Postby Chem_Mod » Fri Oct 17, 2014 10:05 pm

a) Easiest thing you can do is to add both equations together:
(I)P4 + 3 O2 => P4O6
(II)P4O6 + 2 O2 => P4O10

P4 + 3 O2 + P4O6 + 2 O2 => P4O6 + P4O10
Here, I'm putting everything into one big equation by putting everything that's on the left side of I,II on the left side and the same for the right.

Cancelling and combining like terms has:
P4 + 5 O2 => P4O10

Then you would proceed to determine the Limiting Reagent by comparing:
moles of P4 vs moles of O2 times 5(stoichiometric coefficient)

b)For this question, you solve for the products in sequence, just as how it is presented.
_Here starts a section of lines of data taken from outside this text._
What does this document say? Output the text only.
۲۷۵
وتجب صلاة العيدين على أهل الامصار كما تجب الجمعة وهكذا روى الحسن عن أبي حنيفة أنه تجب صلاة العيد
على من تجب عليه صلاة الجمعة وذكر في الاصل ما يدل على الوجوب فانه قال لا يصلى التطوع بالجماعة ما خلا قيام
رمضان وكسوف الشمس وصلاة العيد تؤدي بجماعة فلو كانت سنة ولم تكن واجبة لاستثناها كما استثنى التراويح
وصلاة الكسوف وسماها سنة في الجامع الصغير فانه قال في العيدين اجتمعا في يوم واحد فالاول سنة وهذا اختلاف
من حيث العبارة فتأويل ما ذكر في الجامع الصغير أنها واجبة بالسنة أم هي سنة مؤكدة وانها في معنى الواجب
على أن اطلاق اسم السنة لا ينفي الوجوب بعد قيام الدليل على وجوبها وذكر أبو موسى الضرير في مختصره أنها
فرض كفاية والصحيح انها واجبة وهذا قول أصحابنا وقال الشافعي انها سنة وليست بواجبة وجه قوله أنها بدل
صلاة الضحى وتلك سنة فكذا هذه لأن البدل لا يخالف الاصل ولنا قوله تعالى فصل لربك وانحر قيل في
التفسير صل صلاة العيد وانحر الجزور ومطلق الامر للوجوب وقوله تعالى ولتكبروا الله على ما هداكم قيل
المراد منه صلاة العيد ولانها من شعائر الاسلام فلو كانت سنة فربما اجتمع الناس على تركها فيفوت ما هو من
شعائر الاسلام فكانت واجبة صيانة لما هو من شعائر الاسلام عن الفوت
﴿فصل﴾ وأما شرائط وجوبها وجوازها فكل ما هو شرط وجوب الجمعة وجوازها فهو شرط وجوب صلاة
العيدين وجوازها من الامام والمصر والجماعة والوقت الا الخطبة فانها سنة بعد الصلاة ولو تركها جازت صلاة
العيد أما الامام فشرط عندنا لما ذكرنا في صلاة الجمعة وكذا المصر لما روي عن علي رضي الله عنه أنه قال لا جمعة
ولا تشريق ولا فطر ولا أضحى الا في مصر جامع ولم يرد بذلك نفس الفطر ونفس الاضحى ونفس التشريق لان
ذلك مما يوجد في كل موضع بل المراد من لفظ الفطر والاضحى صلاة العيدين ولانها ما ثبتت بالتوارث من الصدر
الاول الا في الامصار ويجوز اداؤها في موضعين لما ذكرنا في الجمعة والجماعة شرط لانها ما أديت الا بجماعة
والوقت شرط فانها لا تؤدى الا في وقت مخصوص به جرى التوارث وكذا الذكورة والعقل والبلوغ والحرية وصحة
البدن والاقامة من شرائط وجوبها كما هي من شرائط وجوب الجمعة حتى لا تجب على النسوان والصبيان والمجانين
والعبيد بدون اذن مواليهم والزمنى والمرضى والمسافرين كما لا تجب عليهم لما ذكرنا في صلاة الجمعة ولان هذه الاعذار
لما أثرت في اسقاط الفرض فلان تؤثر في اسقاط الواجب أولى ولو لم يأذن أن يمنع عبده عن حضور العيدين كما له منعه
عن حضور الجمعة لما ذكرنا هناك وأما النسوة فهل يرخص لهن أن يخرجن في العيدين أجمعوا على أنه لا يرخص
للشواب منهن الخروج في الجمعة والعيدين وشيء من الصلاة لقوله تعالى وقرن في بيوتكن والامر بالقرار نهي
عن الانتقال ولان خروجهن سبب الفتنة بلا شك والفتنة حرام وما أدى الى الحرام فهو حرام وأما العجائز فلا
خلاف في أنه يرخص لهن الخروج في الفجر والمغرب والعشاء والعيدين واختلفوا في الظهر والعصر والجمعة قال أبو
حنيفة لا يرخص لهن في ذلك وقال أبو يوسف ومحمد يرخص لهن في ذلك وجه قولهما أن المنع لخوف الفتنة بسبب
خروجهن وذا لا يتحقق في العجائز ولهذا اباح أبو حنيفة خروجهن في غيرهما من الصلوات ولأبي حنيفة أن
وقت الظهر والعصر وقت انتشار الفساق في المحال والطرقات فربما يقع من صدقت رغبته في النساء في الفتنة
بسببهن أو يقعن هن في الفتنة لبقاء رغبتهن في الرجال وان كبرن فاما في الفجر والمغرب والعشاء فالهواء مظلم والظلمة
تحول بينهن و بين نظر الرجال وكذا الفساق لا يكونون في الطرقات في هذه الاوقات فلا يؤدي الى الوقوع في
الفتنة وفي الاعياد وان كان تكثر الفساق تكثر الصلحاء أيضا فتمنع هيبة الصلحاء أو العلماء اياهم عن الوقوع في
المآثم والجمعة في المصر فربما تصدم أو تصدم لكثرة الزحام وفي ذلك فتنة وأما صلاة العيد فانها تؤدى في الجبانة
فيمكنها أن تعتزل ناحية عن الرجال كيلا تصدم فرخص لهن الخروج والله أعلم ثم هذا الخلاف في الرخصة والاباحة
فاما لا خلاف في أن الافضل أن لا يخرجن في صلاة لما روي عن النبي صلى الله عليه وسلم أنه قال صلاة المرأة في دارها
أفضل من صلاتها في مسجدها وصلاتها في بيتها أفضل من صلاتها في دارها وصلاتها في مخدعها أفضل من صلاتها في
The first step uses all of the phosphorous while only using a bit of the oxygen, creating 10.24 g of P4O6.

In the next reaction, the amount you have for P4O6 and O2 must be determined from the previous reaction. In this case, the previous reaction yielded 10.24 g of P4O6 while consuming 4.47 g of O2 leaving you with 5.77-4.47 = 1.30g of O2.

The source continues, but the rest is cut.